Now, I am in no way disparaging the work done by these wonderful people. I have always felt honored to have such diligent research that was done, but I now have a lot more information than they had access to and unless there are citations to actual historical records the traditional paper-based genealogy has little value. We are now coming to the end of the major transition that began in about 1970 and now those people who did the original work are all gone and most of their children are now gone. I have also seen a significant decrease in people bringing me questions about pre-computer information. Although, it is interesting that the use of this "ancestral" record is still haunting the FamilySearch Family Tree.

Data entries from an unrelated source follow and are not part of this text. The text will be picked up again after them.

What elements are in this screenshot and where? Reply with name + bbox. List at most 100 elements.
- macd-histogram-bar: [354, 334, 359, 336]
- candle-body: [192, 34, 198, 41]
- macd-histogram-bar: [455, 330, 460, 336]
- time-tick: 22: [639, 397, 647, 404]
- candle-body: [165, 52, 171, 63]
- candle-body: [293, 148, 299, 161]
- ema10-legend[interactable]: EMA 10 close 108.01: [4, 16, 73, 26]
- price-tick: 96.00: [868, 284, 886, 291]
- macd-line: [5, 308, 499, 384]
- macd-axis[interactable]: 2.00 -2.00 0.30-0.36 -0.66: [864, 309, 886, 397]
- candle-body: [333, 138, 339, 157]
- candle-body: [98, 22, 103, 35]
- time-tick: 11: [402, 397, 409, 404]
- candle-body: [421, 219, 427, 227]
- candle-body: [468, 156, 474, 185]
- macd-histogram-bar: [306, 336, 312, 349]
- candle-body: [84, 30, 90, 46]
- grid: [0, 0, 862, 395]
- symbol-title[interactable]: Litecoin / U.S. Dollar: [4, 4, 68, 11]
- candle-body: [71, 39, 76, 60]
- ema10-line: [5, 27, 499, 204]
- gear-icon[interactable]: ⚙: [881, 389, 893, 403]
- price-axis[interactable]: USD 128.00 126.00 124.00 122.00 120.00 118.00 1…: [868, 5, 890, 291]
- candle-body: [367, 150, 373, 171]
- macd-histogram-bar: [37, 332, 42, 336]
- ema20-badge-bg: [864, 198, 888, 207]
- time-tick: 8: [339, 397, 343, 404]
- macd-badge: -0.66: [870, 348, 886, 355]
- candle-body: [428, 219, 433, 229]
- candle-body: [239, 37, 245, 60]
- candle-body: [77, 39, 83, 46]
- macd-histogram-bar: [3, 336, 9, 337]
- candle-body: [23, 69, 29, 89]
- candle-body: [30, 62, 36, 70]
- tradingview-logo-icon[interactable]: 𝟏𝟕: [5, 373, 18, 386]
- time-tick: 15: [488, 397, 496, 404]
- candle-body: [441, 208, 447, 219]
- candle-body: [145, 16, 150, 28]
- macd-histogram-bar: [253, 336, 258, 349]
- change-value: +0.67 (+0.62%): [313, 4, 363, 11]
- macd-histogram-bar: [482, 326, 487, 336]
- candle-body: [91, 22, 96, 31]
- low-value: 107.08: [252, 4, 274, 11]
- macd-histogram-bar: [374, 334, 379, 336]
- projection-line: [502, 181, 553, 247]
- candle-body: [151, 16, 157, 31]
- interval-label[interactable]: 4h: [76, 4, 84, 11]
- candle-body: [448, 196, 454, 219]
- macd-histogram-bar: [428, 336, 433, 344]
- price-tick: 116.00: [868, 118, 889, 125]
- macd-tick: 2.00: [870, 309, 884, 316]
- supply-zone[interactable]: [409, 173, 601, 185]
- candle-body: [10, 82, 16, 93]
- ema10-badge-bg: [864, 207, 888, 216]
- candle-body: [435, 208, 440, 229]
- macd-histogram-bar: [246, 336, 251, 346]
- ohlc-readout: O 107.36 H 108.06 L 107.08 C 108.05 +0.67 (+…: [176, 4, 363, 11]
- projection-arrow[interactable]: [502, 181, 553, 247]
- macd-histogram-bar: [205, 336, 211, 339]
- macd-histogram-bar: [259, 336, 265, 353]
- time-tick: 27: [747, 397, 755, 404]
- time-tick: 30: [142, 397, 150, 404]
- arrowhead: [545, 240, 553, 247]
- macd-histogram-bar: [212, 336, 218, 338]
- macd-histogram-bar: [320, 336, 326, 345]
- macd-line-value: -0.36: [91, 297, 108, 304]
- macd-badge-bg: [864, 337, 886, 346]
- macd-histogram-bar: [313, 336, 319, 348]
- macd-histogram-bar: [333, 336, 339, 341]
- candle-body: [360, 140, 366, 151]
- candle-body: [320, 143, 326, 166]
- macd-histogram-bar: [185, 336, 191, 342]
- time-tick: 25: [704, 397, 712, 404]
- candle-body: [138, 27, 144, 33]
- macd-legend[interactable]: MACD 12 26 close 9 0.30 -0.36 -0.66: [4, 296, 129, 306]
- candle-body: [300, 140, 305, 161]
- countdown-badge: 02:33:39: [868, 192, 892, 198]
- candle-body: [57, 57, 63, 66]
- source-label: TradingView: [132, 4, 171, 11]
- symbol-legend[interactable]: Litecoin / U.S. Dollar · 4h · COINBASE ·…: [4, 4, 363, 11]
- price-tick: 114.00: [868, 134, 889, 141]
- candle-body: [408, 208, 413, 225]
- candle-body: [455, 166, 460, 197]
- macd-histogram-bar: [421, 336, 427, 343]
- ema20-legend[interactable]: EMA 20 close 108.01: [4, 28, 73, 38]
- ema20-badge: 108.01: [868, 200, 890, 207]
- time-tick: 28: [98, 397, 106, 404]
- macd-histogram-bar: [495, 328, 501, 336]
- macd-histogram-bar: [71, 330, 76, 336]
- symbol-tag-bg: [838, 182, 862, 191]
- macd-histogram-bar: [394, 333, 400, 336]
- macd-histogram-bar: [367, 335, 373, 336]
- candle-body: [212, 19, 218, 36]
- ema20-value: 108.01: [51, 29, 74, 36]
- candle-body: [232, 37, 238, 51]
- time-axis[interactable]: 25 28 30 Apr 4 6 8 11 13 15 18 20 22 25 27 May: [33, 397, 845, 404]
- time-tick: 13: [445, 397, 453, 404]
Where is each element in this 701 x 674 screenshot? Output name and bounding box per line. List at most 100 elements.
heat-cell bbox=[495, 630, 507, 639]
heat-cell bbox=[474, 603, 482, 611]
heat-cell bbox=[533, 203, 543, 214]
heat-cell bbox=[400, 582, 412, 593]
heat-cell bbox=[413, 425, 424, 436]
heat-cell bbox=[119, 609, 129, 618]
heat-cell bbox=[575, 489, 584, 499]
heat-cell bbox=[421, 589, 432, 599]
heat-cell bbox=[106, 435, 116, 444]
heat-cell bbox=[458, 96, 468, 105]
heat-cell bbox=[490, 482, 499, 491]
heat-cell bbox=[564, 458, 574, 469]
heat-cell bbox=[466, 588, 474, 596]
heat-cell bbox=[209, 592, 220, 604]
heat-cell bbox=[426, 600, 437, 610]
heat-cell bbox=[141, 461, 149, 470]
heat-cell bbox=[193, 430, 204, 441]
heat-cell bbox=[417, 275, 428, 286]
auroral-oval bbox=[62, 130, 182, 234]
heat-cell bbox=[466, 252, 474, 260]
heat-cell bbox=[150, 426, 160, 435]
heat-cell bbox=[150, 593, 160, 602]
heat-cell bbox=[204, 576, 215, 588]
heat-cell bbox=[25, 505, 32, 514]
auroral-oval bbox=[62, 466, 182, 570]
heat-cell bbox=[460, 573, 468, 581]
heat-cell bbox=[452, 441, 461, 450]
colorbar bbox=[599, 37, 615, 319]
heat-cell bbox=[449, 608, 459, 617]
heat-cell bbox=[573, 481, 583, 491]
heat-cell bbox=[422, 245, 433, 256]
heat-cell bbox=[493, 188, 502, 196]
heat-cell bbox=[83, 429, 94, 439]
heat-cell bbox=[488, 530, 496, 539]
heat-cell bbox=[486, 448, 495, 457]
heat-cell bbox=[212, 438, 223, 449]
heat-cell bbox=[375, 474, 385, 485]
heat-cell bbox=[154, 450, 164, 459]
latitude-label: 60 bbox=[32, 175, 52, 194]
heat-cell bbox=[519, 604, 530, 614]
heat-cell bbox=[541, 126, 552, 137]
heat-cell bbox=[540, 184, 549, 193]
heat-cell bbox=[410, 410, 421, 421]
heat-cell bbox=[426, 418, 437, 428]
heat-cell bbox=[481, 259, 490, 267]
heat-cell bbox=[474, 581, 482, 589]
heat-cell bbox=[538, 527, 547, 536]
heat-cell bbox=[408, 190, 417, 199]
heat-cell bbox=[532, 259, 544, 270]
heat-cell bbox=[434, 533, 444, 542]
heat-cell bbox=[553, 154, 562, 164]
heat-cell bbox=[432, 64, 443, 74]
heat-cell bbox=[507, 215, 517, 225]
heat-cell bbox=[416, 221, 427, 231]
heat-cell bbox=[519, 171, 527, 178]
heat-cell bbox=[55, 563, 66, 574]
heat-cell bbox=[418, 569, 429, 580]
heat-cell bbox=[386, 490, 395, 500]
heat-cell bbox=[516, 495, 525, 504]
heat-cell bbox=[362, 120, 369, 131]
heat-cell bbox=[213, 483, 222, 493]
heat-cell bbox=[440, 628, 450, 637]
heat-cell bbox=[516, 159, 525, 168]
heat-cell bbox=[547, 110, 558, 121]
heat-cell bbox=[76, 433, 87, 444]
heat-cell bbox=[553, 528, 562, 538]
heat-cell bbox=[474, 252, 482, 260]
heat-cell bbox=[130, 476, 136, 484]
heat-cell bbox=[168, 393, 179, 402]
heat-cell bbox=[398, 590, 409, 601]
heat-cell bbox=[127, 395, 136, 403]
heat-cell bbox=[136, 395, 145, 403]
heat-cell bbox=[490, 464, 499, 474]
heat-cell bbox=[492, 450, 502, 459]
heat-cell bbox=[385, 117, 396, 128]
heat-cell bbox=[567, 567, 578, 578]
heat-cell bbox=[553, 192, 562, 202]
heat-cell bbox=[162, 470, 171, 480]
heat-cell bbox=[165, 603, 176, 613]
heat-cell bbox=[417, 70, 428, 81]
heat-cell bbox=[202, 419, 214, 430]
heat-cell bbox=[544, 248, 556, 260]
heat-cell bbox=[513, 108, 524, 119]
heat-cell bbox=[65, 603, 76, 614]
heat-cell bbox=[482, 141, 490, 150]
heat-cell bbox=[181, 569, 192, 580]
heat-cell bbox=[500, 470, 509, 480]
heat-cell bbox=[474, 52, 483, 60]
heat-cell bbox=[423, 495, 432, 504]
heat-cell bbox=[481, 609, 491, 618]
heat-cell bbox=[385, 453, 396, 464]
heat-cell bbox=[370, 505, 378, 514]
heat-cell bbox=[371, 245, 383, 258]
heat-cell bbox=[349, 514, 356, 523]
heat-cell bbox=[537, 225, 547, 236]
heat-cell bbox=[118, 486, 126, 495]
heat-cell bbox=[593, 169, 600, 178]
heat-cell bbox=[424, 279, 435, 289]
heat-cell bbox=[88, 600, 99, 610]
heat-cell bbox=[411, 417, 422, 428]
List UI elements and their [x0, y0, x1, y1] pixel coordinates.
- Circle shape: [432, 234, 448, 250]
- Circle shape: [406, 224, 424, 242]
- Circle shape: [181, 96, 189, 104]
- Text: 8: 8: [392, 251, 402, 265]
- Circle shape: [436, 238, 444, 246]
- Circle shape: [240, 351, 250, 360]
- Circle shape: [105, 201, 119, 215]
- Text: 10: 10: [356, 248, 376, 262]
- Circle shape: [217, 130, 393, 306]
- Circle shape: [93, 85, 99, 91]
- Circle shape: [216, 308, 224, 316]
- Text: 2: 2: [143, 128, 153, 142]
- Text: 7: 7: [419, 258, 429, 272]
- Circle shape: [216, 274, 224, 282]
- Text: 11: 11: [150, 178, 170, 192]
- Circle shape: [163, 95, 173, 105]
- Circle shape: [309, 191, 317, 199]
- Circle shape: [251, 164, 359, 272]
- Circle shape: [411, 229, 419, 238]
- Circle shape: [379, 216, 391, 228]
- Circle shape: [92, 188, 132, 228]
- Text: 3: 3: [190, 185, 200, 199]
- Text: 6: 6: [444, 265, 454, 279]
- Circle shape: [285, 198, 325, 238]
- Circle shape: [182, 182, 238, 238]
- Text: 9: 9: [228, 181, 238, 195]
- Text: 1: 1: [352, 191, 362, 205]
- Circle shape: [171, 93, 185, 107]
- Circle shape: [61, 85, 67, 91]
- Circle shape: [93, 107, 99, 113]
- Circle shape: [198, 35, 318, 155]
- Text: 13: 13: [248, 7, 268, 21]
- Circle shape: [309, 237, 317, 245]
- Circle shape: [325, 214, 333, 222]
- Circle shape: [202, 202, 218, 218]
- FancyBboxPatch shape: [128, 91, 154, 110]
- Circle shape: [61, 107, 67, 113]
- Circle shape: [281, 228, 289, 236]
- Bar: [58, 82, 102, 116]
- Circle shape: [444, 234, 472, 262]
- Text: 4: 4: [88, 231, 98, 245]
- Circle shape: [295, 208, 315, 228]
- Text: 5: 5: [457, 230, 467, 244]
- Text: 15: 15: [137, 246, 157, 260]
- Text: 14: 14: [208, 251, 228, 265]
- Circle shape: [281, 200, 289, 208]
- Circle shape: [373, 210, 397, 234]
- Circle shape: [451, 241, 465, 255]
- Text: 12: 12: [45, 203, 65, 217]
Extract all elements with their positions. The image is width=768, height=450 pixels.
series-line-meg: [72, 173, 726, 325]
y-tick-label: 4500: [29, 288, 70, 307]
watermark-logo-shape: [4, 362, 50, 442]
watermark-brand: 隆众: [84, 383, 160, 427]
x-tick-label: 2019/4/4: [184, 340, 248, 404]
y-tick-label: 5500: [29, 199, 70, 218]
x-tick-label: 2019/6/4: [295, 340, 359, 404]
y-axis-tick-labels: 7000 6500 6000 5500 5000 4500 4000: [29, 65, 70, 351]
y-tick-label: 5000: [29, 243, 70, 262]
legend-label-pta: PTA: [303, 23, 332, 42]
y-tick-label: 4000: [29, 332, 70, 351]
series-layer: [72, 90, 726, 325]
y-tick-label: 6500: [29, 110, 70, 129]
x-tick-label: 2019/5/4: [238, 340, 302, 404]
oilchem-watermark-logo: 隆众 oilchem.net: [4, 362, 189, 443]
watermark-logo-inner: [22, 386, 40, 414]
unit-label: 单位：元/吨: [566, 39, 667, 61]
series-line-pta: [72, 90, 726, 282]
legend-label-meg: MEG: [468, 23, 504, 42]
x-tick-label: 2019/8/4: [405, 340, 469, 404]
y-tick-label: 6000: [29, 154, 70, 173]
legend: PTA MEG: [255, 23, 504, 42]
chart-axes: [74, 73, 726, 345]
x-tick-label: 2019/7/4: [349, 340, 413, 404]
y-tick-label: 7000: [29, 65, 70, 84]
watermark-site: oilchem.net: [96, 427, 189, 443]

You can see this phenomena by looking at almost any person in the Family Tree from New England and born before 1700. Here is a randomly chosen example. 


You can see the list of changes by clicking on the image or going to John Kenyon I KNQL-7VM in the Family Tree. The reality here is that there is no controversy or question about this family and none of these changes have been made because new documents have been found. The last source added that pertained to this individual or family was added almost ten years ago, but the changes just keep coming from people who have outdated and unsubstantiated inherited records.